Ten studies including 2106 patients with renal cell carcinoma (RCC), hepatocellular carcinoma (HCC), ovarian cancer, anal cancer, neuroendocrine tumors (NETs), and cervical cancer were selected for this meta-analysis. For patients treated with A-B, the all-grade and high-grade (grade 3) hypertension incidence were 31.1% (95% CI: 25.5-37.3) and 14.1% (95% CI: 10.9-18.1), respectively. No significant difference was observed in all-grade hypertension incidence between RCC and a non-RCC patients (32.9% [95% CI: 25.3-42.6] 29.2% [95% CI: 19.7-39.6)]). However, the number of high-grade hypertension incidence in RCC patients (9.4% [95% CI: 4.1-21.3]) was lower than that of non-RCC patients (15.6% [95% CI: 12.8-19.1]). RCC or HCC patients who received the A-B treatment were associated with significantly increased risk of all-grade hypertension with a RR of 7.22 (95% CI: 3.3-15.7; = 0.6) compared with patients treated with atezolizumab.

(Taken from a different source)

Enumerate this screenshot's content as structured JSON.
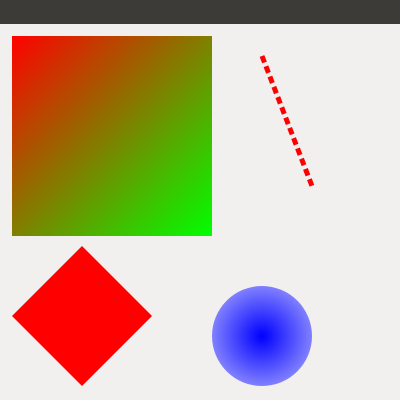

Cancer Patients treated with atezolizumab and bevacizumab have a significantly increased risk of hypertension. Sufficient monitoring is highly recommended to prevent the consequences of treatment-induced hypertension and other cardiovascular complications.
本研究旨在为既往临床评估提供信息,以更好地了解癌症患者使用阿替利珠单抗和贝伐珠单抗(以下简称“A-B”)治疗时高血压的总体风险,并降低未来高血压相关心血管并发症的发生率。
检索包括PubMed、Embase、Cochrane和Web of Science在内的数据库,以识别相关研究,检索时间从数据库建立至2021年3月6日。纳入聚焦于接受A-B治疗且提供高血压数据的癌症患者的研究。根据异质性状态,采用随机效应或固定效应模型进行统计分析,以计算高血压发病率和相对风险(RR)。
本荟萃分析选取了10项研究,共2106例肾细胞癌(RCC)、肝细胞癌(HCC)、卵巢癌、肛门癌、神经内分泌肿瘤(NETs)和宫颈癌患者。接受A-B治疗的患者中,所有级别和高级别(3级)高血压发病率分别为31.1%(95%CI:25.5-37.3)和14.1%(95%CI:10.9-18.1)。RCC患者和非RCC患者的所有级别高血压发病率无显著差异(32.9%[95%CI:25.3-42.6]对29.2%[95%CI:19.7-39.6])。然而,RCC患者的高级别高血压发病率(9.4%[95%CI:4.1-21.3])低于非RCC患者(15.6%[95%CI:12.8-19.1])。与接受阿替利珠单抗治疗的患者相比,接受A-B治疗的RCC或HCC患者发生所有级别高血压的风险显著增加,RR为7.22(95%CI:3.3-15.7;I²=0.6)。
接受阿替利珠单抗和贝伐珠单抗治疗的癌症患者发生高血压的风险显著增加。强烈建议进行充分监测,以预防治疗引起的高血压及其他心血管并发症的后果。